Commencement is powerful because we all show up to bear witness and to share a moment in your lives. It’s the bonds we make in real time, face to face that matter. It’s the shared space, the shared laugh, the shared experience of loss and support. Showing up, to all of you, is an act of kindness, an act of authentic intelligence.
So look around, all of us. We are all together without our screens in the shared space to celebrate this moment, the real, extraordinary, original moment of commencing, of putting a period at the end of one chapter and turning the page to the next blank sheet. (You knew I was going to throw in an English teacher metaphor) All of it stretching out into the glorious uncertainty of the unscripted human dynamic. There’s no button to push, no keystroke, no certainty of what comes next.
We do know that we have the ability to love deeply, to think critically, to look for those spontaneous moments that no one can predict, and we can always, always choose to be kind.
Family and friends, look at these faces pointed toward the future. This is what intelligence looks like.

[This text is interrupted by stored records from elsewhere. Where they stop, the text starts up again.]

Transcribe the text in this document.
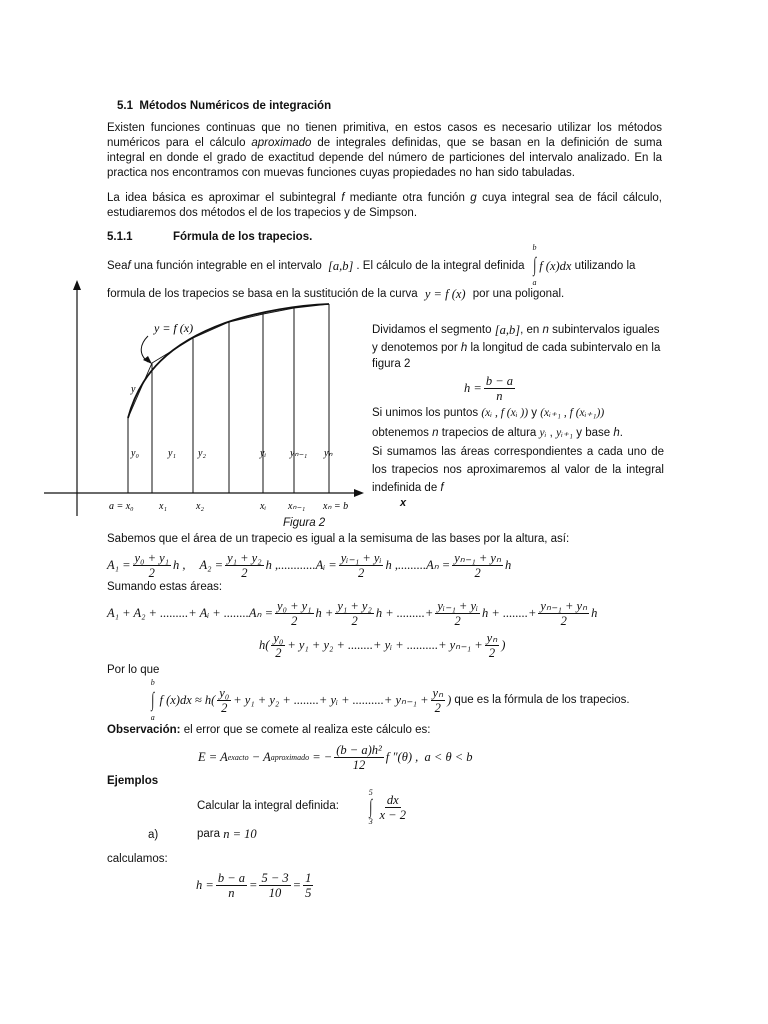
5.1 Métodos Numéricos de integración
Existen funciones continuas que no tienen primitiva, en estos casos es necesario utilizar los métodos numéricos para el cálculo aproximado de integrales definidas, que se basan en la definición de suma integral en donde el grado de exactitud depende del número de particiones del intervalo analizado. En la practica nos encontramos con muevas funciones cuyas propiedades no han sido tabuladas.
La idea básica es aproximar el subintegral f mediante otra función g cuya integral sea de fácil cálculo, estudiaremos dos métodos el de los trapecios y de Simpson.
5.1.1	Fórmula de los trapecios.
Sea f una función integrable en el intervalo [a,b] . El cálculo de la integral definida
b
∫
a
f (x)dx utilizando la
formula de los trapecios se basa en la sustitución de la curva y = f (x) por una poligonal.
y = f (x)
y
y₀	y₁ y₂	yᵢ yₙ₋₁ yₙ
a = x₀	x₁	x₂	xᵢ xₙ₋₁ xₙ = b	x
Figura 2
Dividamos el segmento [a,b] , en n subintervalos iguales
y denotemos por h la longitud de cada subintervalo en la
figura 2
$h = \frac{b - a}{n}$
Si unimos los puntos (xᵢ , f (xᵢ )) y (xᵢ₊₁ , f (xᵢ₊₁))
obtenemos n trapecios de altura yᵢ , yᵢ₊₁ y base h .
Si sumamos las áreas correspondientes a cada uno de los trapecios nos aproximaremos al valor de la integral indefinida de f
Sabemos que el área de un trapecio es igual a la semisuma de las bases por la altura, así:
$A_1 = \frac{\text{y₀ + y₁}}{2}$ h , $A_2 = \frac{\text{y₁ + y₂}}{2}$ h ,............ Aᵢ = $\frac{\text{yᵢ₋₁ + yᵢ}}{2}$ h ,......... $A_n = \frac{\text{yₙ₋₁ + yₙ}}{2}$ h
Sumando estas áreas:
A₁ + A₂ + .........+ Aᵢ + $........A_n = \frac{\text{y₀ + y₁}}{2}$ $h + \frac{\text{y₁ + y₂}}{2}$ h + .........+ $\frac{\text{yᵢ₋₁ + yᵢ}}{2}$ h + ........+ $\frac{\text{yₙ₋₁ + yₙ}}{2}$ h
$h( \frac{\text{y₀}}{2} + y_1 + y_2$ + ........+ yᵢ + ..........+ $y_{n-1} + \frac{\text{yₙ}}{2}$ )
Por lo que
b
∫
a
f $(x)dx \approx h( \frac{\text{y₀}}{2} + y_1 + y_2$ + ........+ yᵢ + ..........+ $y_{n-1} + \frac{\text{yₙ}}{2}$ ) que es la fórmula de los trapecios.
Observación: el error que se comete al realiza este cálculo es:
E = A exacto − A aproximado = − $\frac{\text{(b − a)h²}}{12}$ f ″(θ) ,  a < θ < b
Ejemplos
Calcular la integral definida:
5
∫
$3 \frac{dx}{x - 2}$
a)	para n = 10
calculamos:
$h = \frac{b - a}{n} = \frac{5 - 3}{10} = \frac{1}{5}$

It is with so much love that I send you out into the extraordinary unknown. You are connected. You are loved. You are strong, you are courageous. Practice kindness and come back and visit — but please don’t use AI to write me an email, please, God, or don’t show up with some 360 hologram avatar thing. I want to see you in person. I want to see your faces. Come see all of us in person. And let us know what that uncertain, exciting, unpredictable future has in store for you.
In the words of Mrs. Rinaldi, another person of true intelligence, be good, be kind, be brave. Go onward with all the love we carry for you in our hearts, Congratulations, Class of 2025.